# Chinese University Thesis Template Guide (中国高校论文模板指南)
## Why This Guide Exists
Chinese university thesis templates (.docx) have structural patterns that differ significantly
from Western templates. Agents that assume Western conventions (Heading1/Heading2/Normal) will
fail repeatedly. This guide documents the ACTUAL patterns found in Chinese templates.
## Common StyleId Patterns
### Pattern A: Numeric IDs (most common in Chinese Word templates)

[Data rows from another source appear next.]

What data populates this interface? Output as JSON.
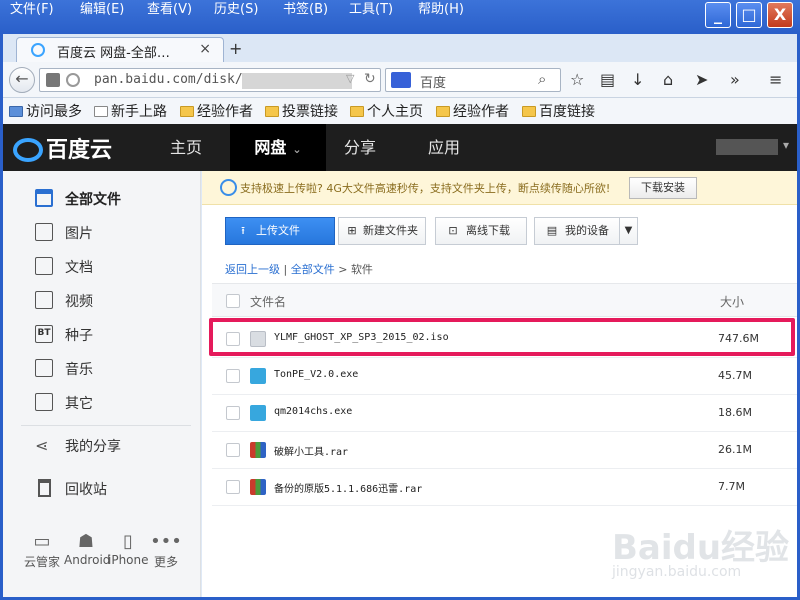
{
  "menubar": {
    "items": [
      "文件(F)",
      "编辑(E)",
      "查看(V)",
      "历史(S)",
      "书签(B)",
      "工具(T)",
      "帮助(H)"
    ]
  },
  "window_controls": {
    "minimize": "_",
    "maximize": "□",
    "close": "X"
  },
  "tab": {
    "title": "百度云 网盘-全部…",
    "close": "×",
    "new_tab": "+"
  },
  "navbar": {
    "url": "pan.baidu.com/disk/",
    "search_placeholder": "百度"
  },
  "bookmarks": [
    "访问最多",
    "新手上路",
    "经验作者",
    "投票链接",
    "个人主页",
    "经验作者",
    "百度链接"
  ],
  "header": {
    "logo": "百度云",
    "nav": [
      "主页",
      "网盘",
      "分享",
      "应用"
    ],
    "active": "网盘"
  },
  "sidebar": {
    "items": [
      {
        "label": "全部文件",
        "icon": "folder-icon"
      },
      {
        "label": "图片",
        "icon": "image-icon"
      },
      {
        "label": "文档",
        "icon": "document-icon"
      },
      {
        "label": "视频",
        "icon": "video-icon"
      },
      {
        "label": "种子",
        "icon": "bt-icon"
      },
      {
        "label": "音乐",
        "icon": "music-icon"
      },
      {
        "label": "其它",
        "icon": "more-icon"
      },
      {
        "label": "我的分享",
        "icon": "share-icon"
      },
      {
        "label": "回收站",
        "icon": "trash-icon"
      }
    ],
    "devices": [
      "云管家",
      "Android",
      "iPhone",
      "更多"
    ],
    "bt_icon_text": "BT"
  },
  "notice": {
    "text": "支持极速上传啦? 4G大文件高速秒传，支持文件夹上传，断点续传随心所欲!",
    "button": "下载安装"
  },
  "toolbar": {
    "upload": "上传文件",
    "new_folder": "新建文件夹",
    "offline": "离线下载",
    "devices": "我的设备"
  },
  "breadcrumb": {
    "back": "返回上一级",
    "sep": "|",
    "all": "全部文件",
    "arrow": ">",
    "current": "软件"
  },
  "table": {
    "col_name": "文件名",
    "col_size": "大小",
    "rows": [
      {
        "name": "YLMF_GHOST_XP_SP3_2015_02.iso",
        "size": "747.6M",
        "type": "iso"
      },
      {
        "name": "TonPE_V2.0.exe",
        "size": "45.7M",
        "type": "exe"
      },
      {
        "name": "qm2014chs.exe",
        "size": "18.6M",
        "type": "exe"
      },
      {
        "name": "破解小工具.rar",
        "size": "26.1M",
        "type": "rar"
      },
      {
        "name": "备份的原版5.1.1.686迅雷.rar",
        "size": "7.7M",
        "type": "rar"
      }
    ]
  },
  "watermark": {
    "main": "Baidu经验",
    "sub": "jingyan.baidu.com"
  },
  "colors": {
    "accent": "#2777dd",
    "highlight": "#e51a5b",
    "header_bg": "#1e1e1e"
  }
}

| Style Purpose | styleId | w:name | w:basedOn |
|--------------|---------|--------|-----------|
| Normal body | `a` | "Normal" | — |
| Default paragraph font | `a0` | "Default Paragraph Font" | — |
| Heading 1 (章标题) | `1` | "heading 1" | `a` |
| Heading 2 (节标题) | `2` | "heading 2" | `a` |
| Heading 3 (小节标题) | `3` | "heading 3" | `a` |
| TOC 1 | `11` | "toc 1" | `a` |
| TOC 2 | `21` | "toc 2" | `a` |
| TOC 3 | `31` | "toc 3" | `a` |
| Header | `a3` | "header" | `a` |
| Footer | `a4` | "footer" | `a` |
| Table of Contents heading | `10` | "TOC Heading" | `1` |
### Pattern B: English IDs (less common, usually from international templates)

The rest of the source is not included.